A new study out of NYU is now calling this classic test into question. This new team has tried the test again with an expanded subject pool, both in terms of numbers (900 versus the original 90), and of factors like race/ethnicity, parents’ education level, and household income. With a more representative sample, they have discovered that self-control is less an individual choice and more a result of social and economic background — and that in turn is the stronger predictor of later success.
“[A]mong kids whose mothers did not have college degrees, those who waited did no better than those who gave in to temptation, once other factors like household income and the child’s home environment at age 3 […] were taken into account. For those kids, self-control alone couldn’t overcome economic and social disadvantages.
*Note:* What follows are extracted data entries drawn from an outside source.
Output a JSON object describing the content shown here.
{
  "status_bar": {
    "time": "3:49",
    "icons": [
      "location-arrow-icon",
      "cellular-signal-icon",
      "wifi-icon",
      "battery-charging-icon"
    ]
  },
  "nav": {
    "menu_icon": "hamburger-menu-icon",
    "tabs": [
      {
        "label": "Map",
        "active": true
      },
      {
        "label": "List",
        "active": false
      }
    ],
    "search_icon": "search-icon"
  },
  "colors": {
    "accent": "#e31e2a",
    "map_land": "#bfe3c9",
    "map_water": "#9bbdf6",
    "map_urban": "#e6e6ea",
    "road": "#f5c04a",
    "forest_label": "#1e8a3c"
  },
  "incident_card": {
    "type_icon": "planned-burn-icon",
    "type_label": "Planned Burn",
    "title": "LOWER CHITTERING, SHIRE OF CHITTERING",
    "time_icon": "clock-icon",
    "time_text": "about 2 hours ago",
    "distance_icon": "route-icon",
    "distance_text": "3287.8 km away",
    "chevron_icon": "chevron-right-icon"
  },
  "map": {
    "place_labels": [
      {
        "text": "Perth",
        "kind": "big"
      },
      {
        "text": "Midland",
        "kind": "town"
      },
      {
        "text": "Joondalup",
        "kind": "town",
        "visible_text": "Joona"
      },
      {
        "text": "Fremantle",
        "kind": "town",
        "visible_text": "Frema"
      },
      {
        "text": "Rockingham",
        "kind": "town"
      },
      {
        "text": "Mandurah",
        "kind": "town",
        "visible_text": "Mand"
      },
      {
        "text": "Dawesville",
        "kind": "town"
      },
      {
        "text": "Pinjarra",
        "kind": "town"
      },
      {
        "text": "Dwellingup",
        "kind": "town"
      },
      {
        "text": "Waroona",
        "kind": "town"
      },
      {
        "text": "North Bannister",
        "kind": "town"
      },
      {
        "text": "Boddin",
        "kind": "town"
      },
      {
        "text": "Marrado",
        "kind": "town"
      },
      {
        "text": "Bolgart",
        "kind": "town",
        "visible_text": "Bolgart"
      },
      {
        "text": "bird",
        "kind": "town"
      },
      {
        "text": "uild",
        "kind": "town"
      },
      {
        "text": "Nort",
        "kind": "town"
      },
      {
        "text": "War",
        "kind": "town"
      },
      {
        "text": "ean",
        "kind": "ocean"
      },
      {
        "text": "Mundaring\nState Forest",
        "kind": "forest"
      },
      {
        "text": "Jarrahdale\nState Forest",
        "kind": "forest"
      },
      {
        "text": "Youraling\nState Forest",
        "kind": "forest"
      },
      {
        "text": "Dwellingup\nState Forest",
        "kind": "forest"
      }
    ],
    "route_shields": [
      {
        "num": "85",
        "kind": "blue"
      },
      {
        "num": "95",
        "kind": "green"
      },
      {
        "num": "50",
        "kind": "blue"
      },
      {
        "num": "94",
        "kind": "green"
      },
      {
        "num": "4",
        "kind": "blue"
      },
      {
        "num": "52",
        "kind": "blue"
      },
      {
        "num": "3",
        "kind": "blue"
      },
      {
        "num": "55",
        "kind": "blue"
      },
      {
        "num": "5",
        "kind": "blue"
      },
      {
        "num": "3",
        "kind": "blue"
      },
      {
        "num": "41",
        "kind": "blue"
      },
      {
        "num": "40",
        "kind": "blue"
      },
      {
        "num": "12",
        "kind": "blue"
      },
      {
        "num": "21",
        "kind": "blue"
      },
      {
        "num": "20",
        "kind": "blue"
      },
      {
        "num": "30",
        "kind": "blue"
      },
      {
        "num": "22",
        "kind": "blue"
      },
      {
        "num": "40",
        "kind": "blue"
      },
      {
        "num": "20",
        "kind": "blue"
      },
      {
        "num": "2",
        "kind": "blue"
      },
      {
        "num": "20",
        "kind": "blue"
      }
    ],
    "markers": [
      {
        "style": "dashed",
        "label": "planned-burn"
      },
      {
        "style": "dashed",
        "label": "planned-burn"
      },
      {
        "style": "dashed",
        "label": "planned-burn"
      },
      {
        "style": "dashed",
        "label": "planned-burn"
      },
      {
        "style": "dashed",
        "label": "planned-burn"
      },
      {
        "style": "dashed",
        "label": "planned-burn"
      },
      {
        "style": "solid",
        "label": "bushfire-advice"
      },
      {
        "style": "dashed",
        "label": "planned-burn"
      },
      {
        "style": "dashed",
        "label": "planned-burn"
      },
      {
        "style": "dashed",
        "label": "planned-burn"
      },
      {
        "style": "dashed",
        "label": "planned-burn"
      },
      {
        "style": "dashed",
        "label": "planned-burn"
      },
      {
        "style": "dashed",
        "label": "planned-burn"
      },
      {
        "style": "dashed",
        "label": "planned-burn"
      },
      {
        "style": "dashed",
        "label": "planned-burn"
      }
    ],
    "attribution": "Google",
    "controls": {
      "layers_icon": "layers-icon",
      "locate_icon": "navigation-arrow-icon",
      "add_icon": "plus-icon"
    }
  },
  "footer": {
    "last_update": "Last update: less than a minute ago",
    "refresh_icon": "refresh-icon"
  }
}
The failed replication of the marshmallow test does more than just debunk the earlier notion; it suggests other possible explanations for why poorer kids would be less motivated to wait for that second marshmallow. For them, daily life holds fewer guarantees: There might be food in the pantry today, but there might not be tomorrow, so there is a risk that comes with waiting. And even if their parents promise to buy more of a certain food, sometimes that promise gets broken out of financial necessity.”
In short, context is key! In science and, most importantly, in life. Sometimes, personal responsibility includes taking ownership of your context in addition to your actions, and recognizing when the latter might not help you out with the former. Now, as an adult, I’m off to snack on as many marshmallows as my heart desires!